Indian Prime Minister Narendra Modi has called on the country’s worst-affected states to give top priority to testing and contact tracing to combat coronavirus.
Daily cases in India have been falling since mid-September, but there’s concern that varied testing strategies may be hindering the battle against the disease.
What type of testing is India doing?
India had been using the what’s known as a PCR test – regarded as the gold standard of testing – very widely.
But currently, only 60% of all tests use this method, and many Indian states – who are in charge of their own health policies – have switched to rapid antigen testing (RAT), a faster but less reliable method.
RAT tests are known to miss up to 50% of cases due to false negatives (where infected people are not detected), although some experts believe they are still useful in areas which have become virus hotspots.
“The ability to detect cases depends on a relative mix of the less sensitive RAT test and the gold standard PCR test,” says Prof Gautam Menon, an infectious disease expert from Ashoka University in Haryana.
India isn’t alone in using these tests, and some European countries grappling with further waves of infection have also resorted to rapid testing.
Is testing consistent across the country?
Maharashtra is the worst-affected state in India, with 17% of all cases.
In terms of total coronavirus cases, it’s followed by states with significantly smaller populations such as Karnataka, Andhra Pradesh, Tamil Nadu and Kerala.
But Uttar Pradesh and Bihar – two other states with large populations – appear to be doing much better.
They have lower proportions of confirmed cases at 2.9% and 1.6%.
What the testing data reveals is that in both Bihar and Uttar Pradesh (and some other states) less than 50% of total tests use the PCR method – so cases are being missed.
In Maharashtra, nearly 60% of tests have been PCR tests (although they are increasingly using rapid testing in the state capital, Mumbai.)
And Tamil Nadu state has relied totally on PCR testing, which means it is likely to have a far more accurate idea of the spread of the virus.
Patchy testing levels across states
There’s evidence that states may also not be testing enough in highly populated areas where infections tend to be higher.
As of 30 November, 13% of Uttar Pradesh’s cases were found in its capital, Lucknow, although fewer than 6% of total tests in the state have been carried out there.
Kanpur district has the second-highest number of cases in the state, but just under 3% of total tests have been conducted there.
District-level data in Bihar reveals a similar trend.
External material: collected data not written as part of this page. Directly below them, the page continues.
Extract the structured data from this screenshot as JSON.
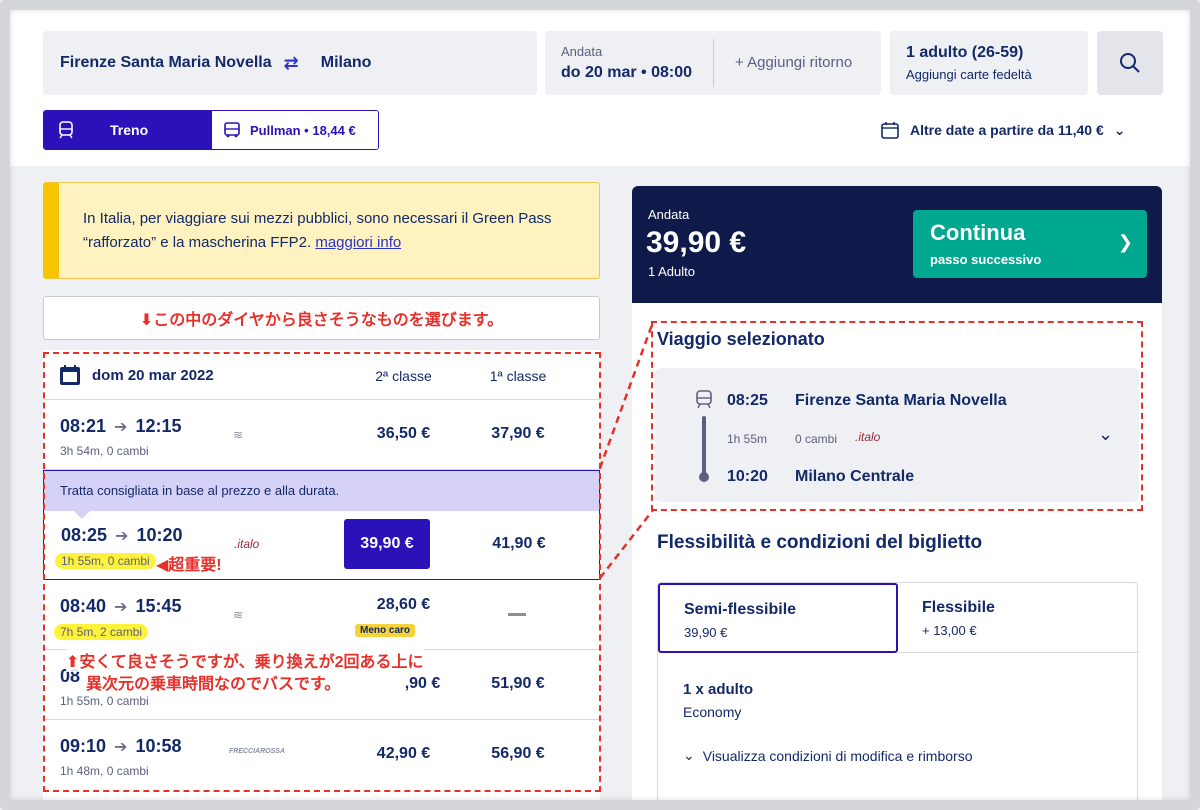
{
  "search": {
    "from": "Firenze Santa Maria Novella",
    "to": "Milano",
    "date_label": "Andata",
    "date_value": "do 20 mar • 08:00",
    "add_return": "+ Aggiungi ritorno",
    "pax_title": "1 adulto (26-59)",
    "pax_sub": "Aggiungi carte fedeltà"
  },
  "modes": {
    "train": "Treno",
    "bus": "Pullman • 18,44 €"
  },
  "other_dates": "Altre date a partire da 11,40 €",
  "notice": {
    "text": "In Italia, per viaggiare sui mezzi pubblici, sono necessari il Green Pass “rafforzato” e la mascherina FFP2.",
    "link": "maggiori info"
  },
  "annotations": {
    "top": "⬇この中のダイヤから良さそうなものを選びます。",
    "important": "◀超重要!",
    "cheap_line1": "⬆安くて良さそうですが、乗り換えが2回ある上に",
    "cheap_line2": "異次元の乗車時間なのでバスです。"
  },
  "results": {
    "date": "dom 20 mar 2022",
    "col_2nd": "2ª classe",
    "col_1st": "1ª classe",
    "recommended_banner": "Tratta consigliata in base al prezzo e alla durata.",
    "rows": [
      {
        "dep": "08:21",
        "arr": "12:15",
        "meta": "3h 54m, 0 cambi",
        "logo": "≋",
        "p2": "36,50 €",
        "p1": "37,90 €"
      },
      {
        "dep": "08:25",
        "arr": "10:20",
        "meta": "1h 55m, 0 cambi",
        "logo": ".italo",
        "p2": "39,90 €",
        "p1": "41,90 €"
      },
      {
        "dep": "08:40",
        "arr": "15:45",
        "meta": "7h 5m, 2 cambi",
        "logo": "≋",
        "p2": "28,60 €",
        "badge": "Meno caro",
        "p1": ""
      },
      {
        "dep": "08",
        "arr": "",
        "meta": "1h 55m, 0 cambi",
        "logo": "",
        "p2": ",90 €",
        "p1": "51,90 €"
      },
      {
        "dep": "09:10",
        "arr": "10:58",
        "meta": "1h 48m, 0 cambi",
        "logo": "FRECCIAROSSA",
        "p2": "42,90 €",
        "p1": "56,90 €"
      }
    ]
  },
  "summary": {
    "label": "Andata",
    "price": "39,90 €",
    "pax": "1 Adulto",
    "continue": "Continua",
    "continue_sub": "passo successivo"
  },
  "selected_trip": {
    "title": "Viaggio selezionato",
    "dep_time": "08:25",
    "dep_station": "Firenze Santa Maria Novella",
    "duration": "1h 55m",
    "changes": "0 cambi",
    "operator": ".italo",
    "arr_time": "10:20",
    "arr_station": "Milano Centrale"
  },
  "fare": {
    "title": "Flessibilità e condizioni del biglietto",
    "semi_name": "Semi-flessibile",
    "semi_price": "39,90 €",
    "full_name": "Flessibile",
    "full_price": "+ 13,00 €",
    "adult": "1 x adulto",
    "class": "Economy",
    "conditions": "Visualizza condizioni di modifica e rimborso"
  },
  "colors": {
    "brand": "#2a12b8",
    "navy": "#0f1a4a",
    "teal": "#00a88f",
    "annotation_red": "#e8302a",
    "highlight_yellow": "#fff23a"
  }
}
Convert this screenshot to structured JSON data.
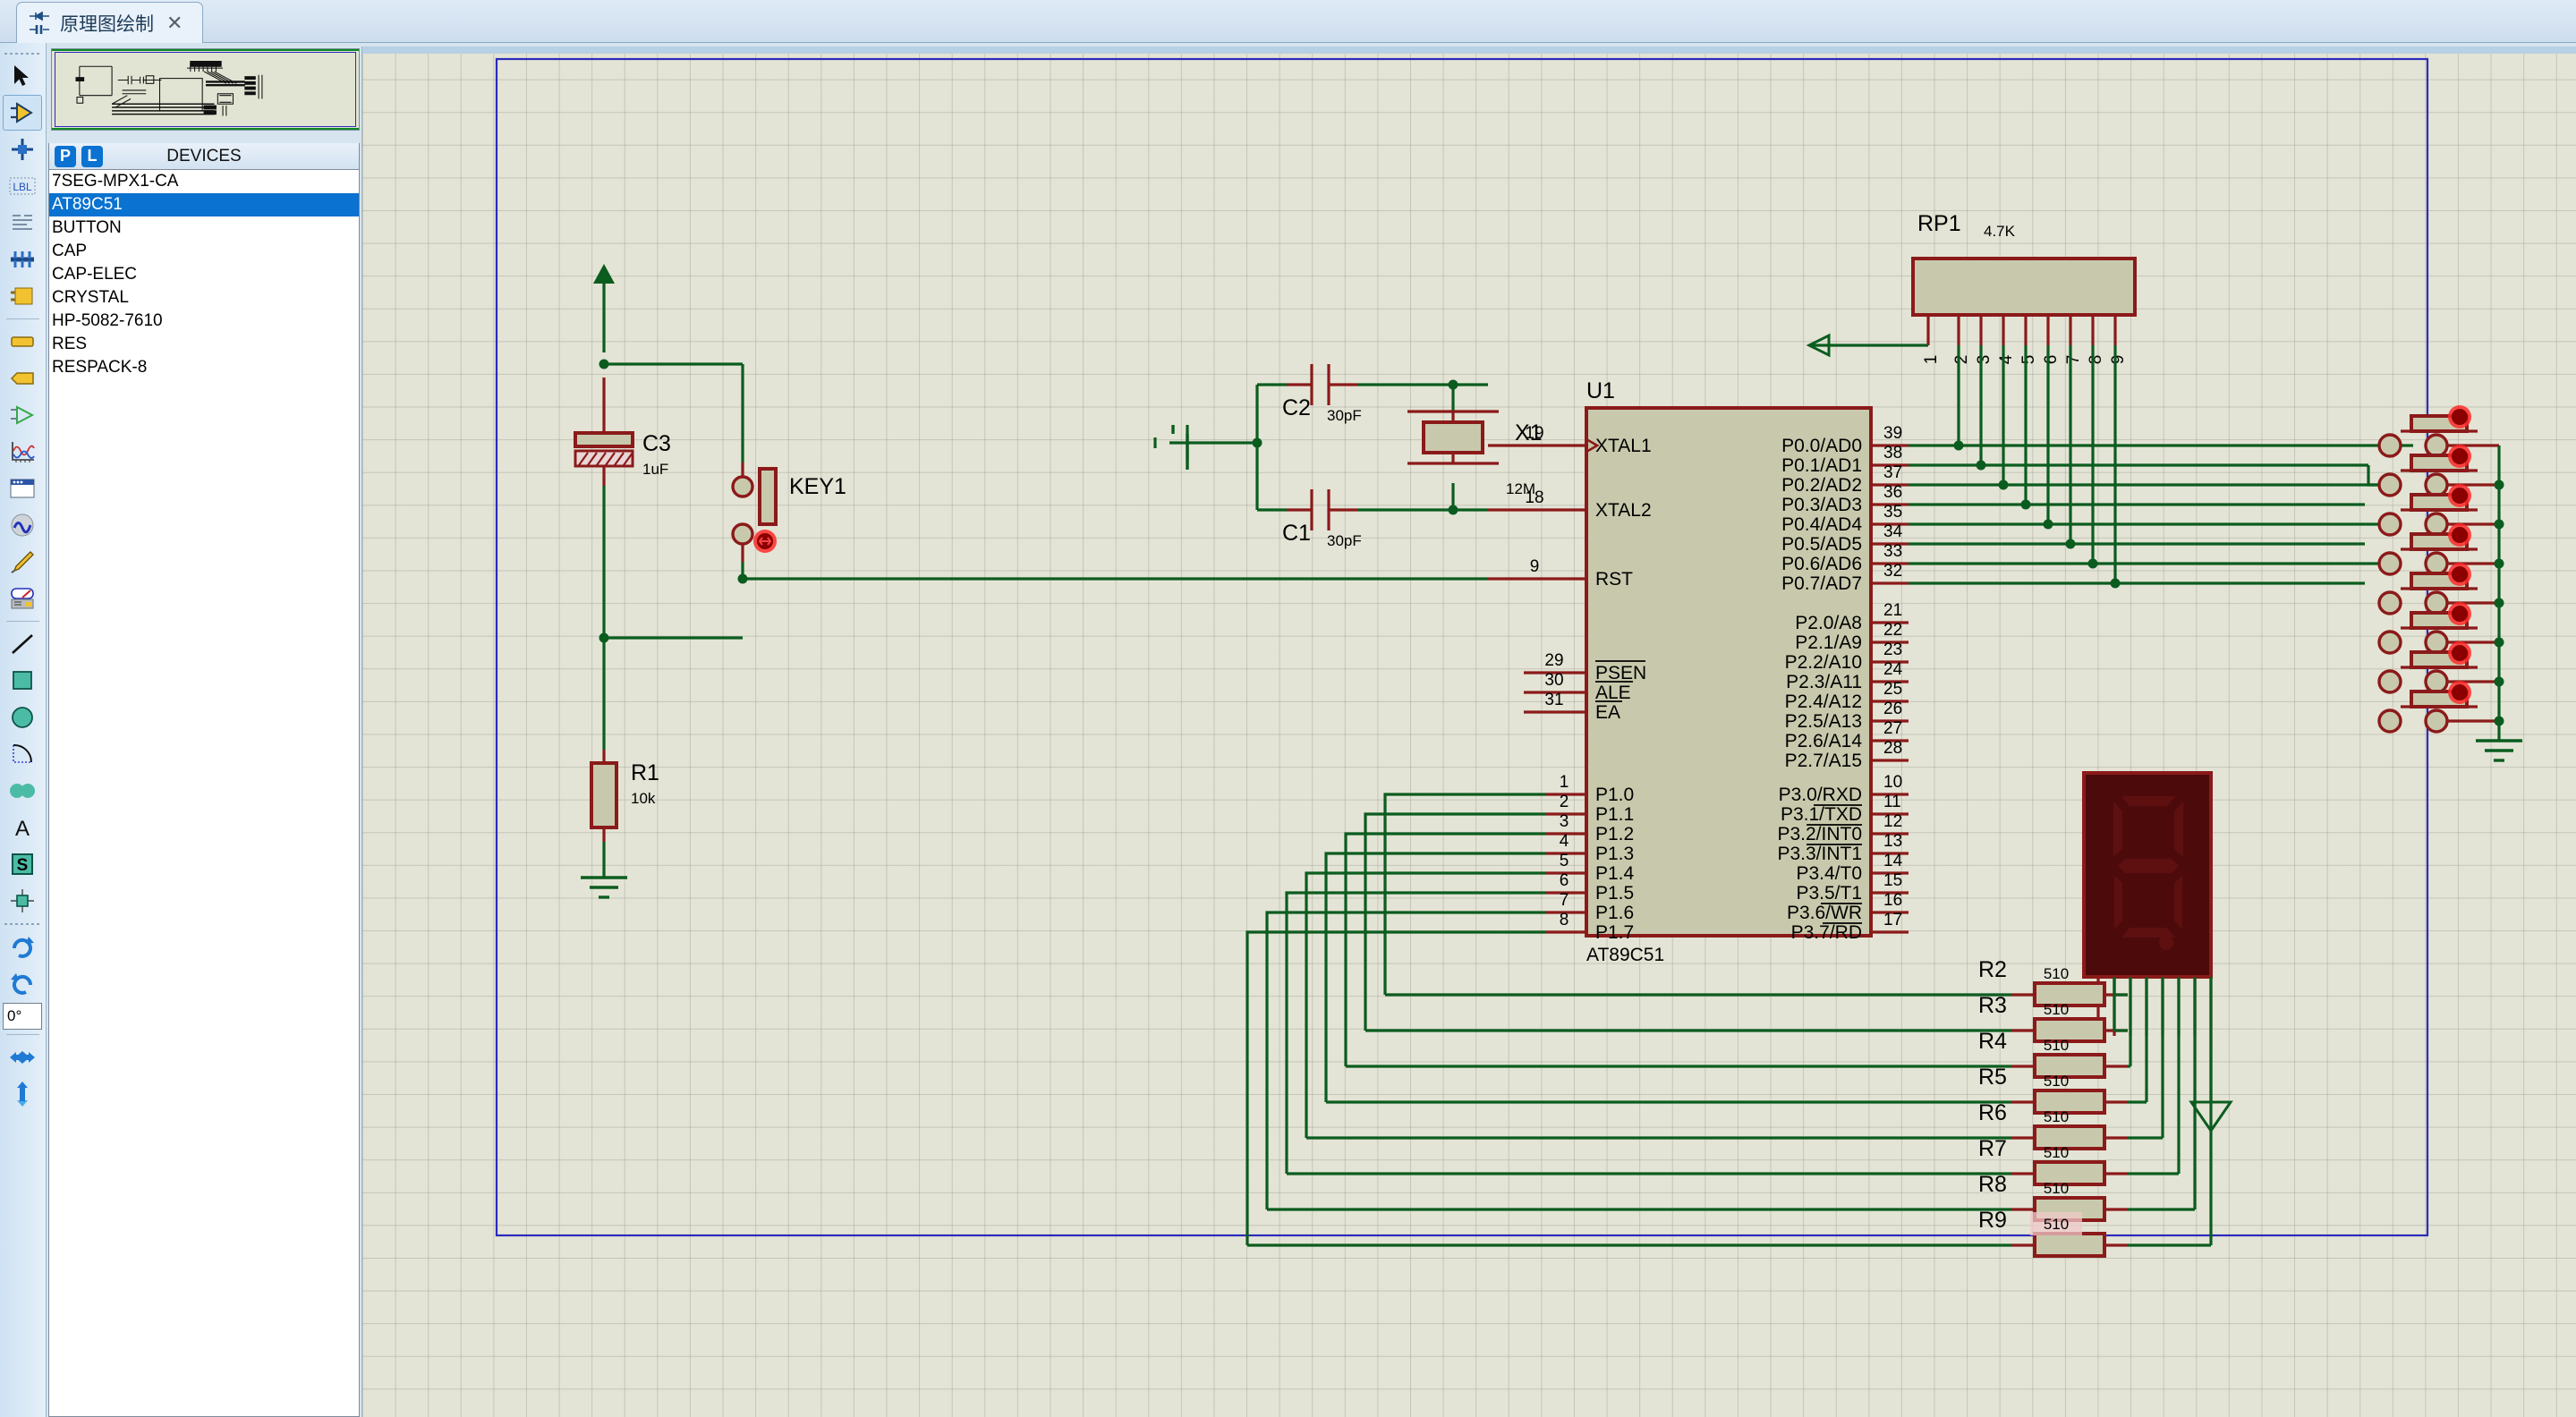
{
  "app": {
    "tab_label": "原理图绘制",
    "tab_icon": "schematic-icon",
    "close_label": "✕"
  },
  "toolbar": {
    "items": [
      {
        "name": "selection-mode",
        "label": "Selection Mode",
        "icon": "arrow-cursor-icon",
        "selected": false
      },
      {
        "name": "component-mode",
        "label": "Component Mode",
        "icon": "component-arrow-icon",
        "selected": true
      },
      {
        "name": "junction-dot-mode",
        "label": "Junction Dot Mode",
        "icon": "junction-cross-icon",
        "selected": false
      },
      {
        "name": "wire-label-mode",
        "label": "Wire Label Mode",
        "icon": "lbl-icon",
        "selected": false
      },
      {
        "name": "text-script-mode",
        "label": "Text Script Mode",
        "icon": "text-lines-icon",
        "selected": false
      },
      {
        "name": "buses-mode",
        "label": "Buses Mode",
        "icon": "bus-icon",
        "selected": false
      },
      {
        "name": "subcircuit-mode",
        "label": "Subcircuit Mode",
        "icon": "subcircuit-icon",
        "selected": false
      },
      {
        "name": "terminals-mode",
        "label": "Terminals Mode",
        "icon": "terminal-icon",
        "selected": false
      },
      {
        "name": "device-pins-mode",
        "label": "Device Pins Mode",
        "icon": "pin-arrow-icon",
        "selected": false
      },
      {
        "name": "graph-mode",
        "label": "Graph Mode",
        "icon": "graph-wave-icon",
        "selected": false
      },
      {
        "name": "tape-recorder-mode",
        "label": "Tape Recorder Mode",
        "icon": "window-icon",
        "selected": false
      },
      {
        "name": "generator-mode",
        "label": "Generator Mode",
        "icon": "sine-circle-icon",
        "selected": false
      },
      {
        "name": "voltage-probe-mode",
        "label": "Voltage Probe Mode",
        "icon": "probe-pen-icon",
        "selected": false
      },
      {
        "name": "virtual-instruments-mode",
        "label": "Virtual Instruments Mode",
        "icon": "meter-icon",
        "selected": false
      },
      {
        "name": "line-tool",
        "label": "2D Graphics Line Mode",
        "icon": "line-icon",
        "selected": false
      },
      {
        "name": "box-tool",
        "label": "2D Graphics Box Mode",
        "icon": "square-icon",
        "selected": false
      },
      {
        "name": "circle-tool",
        "label": "2D Graphics Circle Mode",
        "icon": "circle-icon",
        "selected": false
      },
      {
        "name": "arc-tool",
        "label": "2D Graphics Arc Mode",
        "icon": "arc-icon",
        "selected": false
      },
      {
        "name": "path-tool",
        "label": "2D Graphics Closed Path Mode",
        "icon": "path-blob-icon",
        "selected": false
      },
      {
        "name": "text-tool",
        "label": "2D Graphics Text Mode",
        "icon": "letter-a-icon",
        "selected": false
      },
      {
        "name": "symbol-tool",
        "label": "2D Graphics Symbols Mode",
        "icon": "symbol-s-icon",
        "selected": false
      },
      {
        "name": "marker-tool",
        "label": "2D Graphics Markers Mode",
        "icon": "origin-marker-icon",
        "selected": false
      }
    ],
    "rotate_cw": {
      "name": "rotate-clockwise-button",
      "label": "Rotate Clockwise",
      "icon": "rotate-cw-icon"
    },
    "rotate_ccw": {
      "name": "rotate-anticlockwise-button",
      "label": "Rotate Anti-Clockwise",
      "icon": "rotate-ccw-icon"
    },
    "rotation_value": "0°",
    "mirror_x": {
      "name": "mirror-horizontal-button",
      "label": "X-Mirror",
      "icon": "mirror-horizontal-icon"
    },
    "mirror_y": {
      "name": "mirror-vertical-button",
      "label": "Y-Mirror",
      "icon": "mirror-vertical-icon"
    }
  },
  "devices_panel": {
    "title": "DEVICES",
    "pick_button": "P",
    "library_button": "L",
    "items": [
      {
        "label": "7SEG-MPX1-CA",
        "selected": false
      },
      {
        "label": "AT89C51",
        "selected": true
      },
      {
        "label": "BUTTON",
        "selected": false
      },
      {
        "label": "CAP",
        "selected": false
      },
      {
        "label": "CAP-ELEC",
        "selected": false
      },
      {
        "label": "CRYSTAL",
        "selected": false
      },
      {
        "label": "HP-5082-7610",
        "selected": false
      },
      {
        "label": "RES",
        "selected": false
      },
      {
        "label": "RESPACK-8",
        "selected": false
      }
    ]
  },
  "colors": {
    "canvas_bg": "#e3e4d5",
    "wire_green": "#0b5c1f",
    "component_red": "#8b1a1a",
    "component_fill": "#c8c9ac",
    "text_black": "#000000",
    "sheet_border_blue": "#2b2bbb",
    "led_display_bg": "#4d0a0a",
    "selected_blue": "#0a72d0"
  },
  "schematic": {
    "mcu": {
      "ref": "U1",
      "part": "AT89C51",
      "left_pins": [
        {
          "num": "19",
          "label": "XTAL1"
        },
        {
          "num": "18",
          "label": "XTAL2"
        },
        {
          "num": "9",
          "label": "RST"
        },
        {
          "num": "29",
          "label": "PSEN",
          "overbar": true
        },
        {
          "num": "30",
          "label": "ALE",
          "overbar": true
        },
        {
          "num": "31",
          "label": "EA",
          "overbar": true
        },
        {
          "num": "1",
          "label": "P1.0"
        },
        {
          "num": "2",
          "label": "P1.1"
        },
        {
          "num": "3",
          "label": "P1.2"
        },
        {
          "num": "4",
          "label": "P1.3"
        },
        {
          "num": "5",
          "label": "P1.4"
        },
        {
          "num": "6",
          "label": "P1.5"
        },
        {
          "num": "7",
          "label": "P1.6"
        },
        {
          "num": "8",
          "label": "P1.7"
        }
      ],
      "right_pins": [
        {
          "num": "39",
          "label": "P0.0/AD0"
        },
        {
          "num": "38",
          "label": "P0.1/AD1"
        },
        {
          "num": "37",
          "label": "P0.2/AD2"
        },
        {
          "num": "36",
          "label": "P0.3/AD3"
        },
        {
          "num": "35",
          "label": "P0.4/AD4"
        },
        {
          "num": "34",
          "label": "P0.5/AD5"
        },
        {
          "num": "33",
          "label": "P0.6/AD6"
        },
        {
          "num": "32",
          "label": "P0.7/AD7"
        },
        {
          "num": "21",
          "label": "P2.0/A8"
        },
        {
          "num": "22",
          "label": "P2.1/A9"
        },
        {
          "num": "23",
          "label": "P2.2/A10"
        },
        {
          "num": "24",
          "label": "P2.3/A11"
        },
        {
          "num": "25",
          "label": "P2.4/A12"
        },
        {
          "num": "26",
          "label": "P2.5/A13"
        },
        {
          "num": "27",
          "label": "P2.6/A14"
        },
        {
          "num": "28",
          "label": "P2.7/A15"
        },
        {
          "num": "10",
          "label": "P3.0/RXD"
        },
        {
          "num": "11",
          "label": "P3.1/TXD"
        },
        {
          "num": "12",
          "label": "P3.2/INT0"
        },
        {
          "num": "13",
          "label": "P3.3/INT1"
        },
        {
          "num": "14",
          "label": "P3.4/T0"
        },
        {
          "num": "15",
          "label": "P3.5/T1"
        },
        {
          "num": "16",
          "label": "P3.6/WR"
        },
        {
          "num": "17",
          "label": "P3.7/RD"
        }
      ]
    },
    "components": [
      {
        "ref": "C3",
        "value": "1uF",
        "type": "cap-elec"
      },
      {
        "ref": "R1",
        "value": "10k",
        "type": "res"
      },
      {
        "ref": "KEY1",
        "value": "",
        "type": "button"
      },
      {
        "ref": "C2",
        "value": "30pF",
        "type": "cap"
      },
      {
        "ref": "C1",
        "value": "30pF",
        "type": "cap"
      },
      {
        "ref": "X1",
        "value": "12M",
        "type": "crystal"
      },
      {
        "ref": "RP1",
        "value": "4.7K",
        "type": "respack-8"
      },
      {
        "ref": "R2",
        "value": "510",
        "type": "res"
      },
      {
        "ref": "R3",
        "value": "510",
        "type": "res"
      },
      {
        "ref": "R4",
        "value": "510",
        "type": "res"
      },
      {
        "ref": "R5",
        "value": "510",
        "type": "res"
      },
      {
        "ref": "R6",
        "value": "510",
        "type": "res"
      },
      {
        "ref": "R7",
        "value": "510",
        "type": "res"
      },
      {
        "ref": "R8",
        "value": "510",
        "type": "res"
      },
      {
        "ref": "R9",
        "value": "510",
        "type": "res",
        "value_highlighted": true
      }
    ],
    "respack_pins": [
      "1",
      "2",
      "3",
      "4",
      "5",
      "6",
      "7",
      "8",
      "9"
    ],
    "display": {
      "type": "7SEG-MPX1-CA",
      "pin_count": 9
    },
    "button_count": 8
  }
}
One of the most populous areas, Patna, accounts for 18% of all reported cases yet has conducted only 3% of the total tests in the state.
Other parts of the state have carried out relatively high numbers of tests, but have fewer cases.
“If you do fewer tests in areas where cases are high and vice-versa [more tests where cases are low], you end up reporting less cases while meeting a specific high-testing target,” says Dr Rijo John, a public health policy analyst in Kerala.
He adds this can make the data on case numbers a bit meaningless.
Varying surveillance systems
India’s Covid-19 national guidelines say states should trace contacts of at least 80% of positive cases within 72 hours.
But India’s parliamentary committee on health and family welfare has said that “poor contact tracing and less testing could have been a factor for the exponential growth of Covid”.
It’s difficult to get reliable information from every state about contact tracing.
Uttar Pradesh was recently lauded by the WHO for “early and systemic tracking of high-risk contacts”.
By contrast, data for Karnataka shows its numbers for primary and secondary contact tracing have fallen since September.
Telangana state has data for the proportion of tests carried out on the primary and secondary contacts of those who have contracted Covid-19.
This has come down a bit since September along with overall testing numbers.
In Kerala, the data shows 95% of all cases since 4 May have been traced back to the primary and secondary contacts of infected persons.
But none of these datasets reveals if 80% of contacts of someone who was positive were traced within the timeframe set out in the national guidelines.
And many states do not make this data public.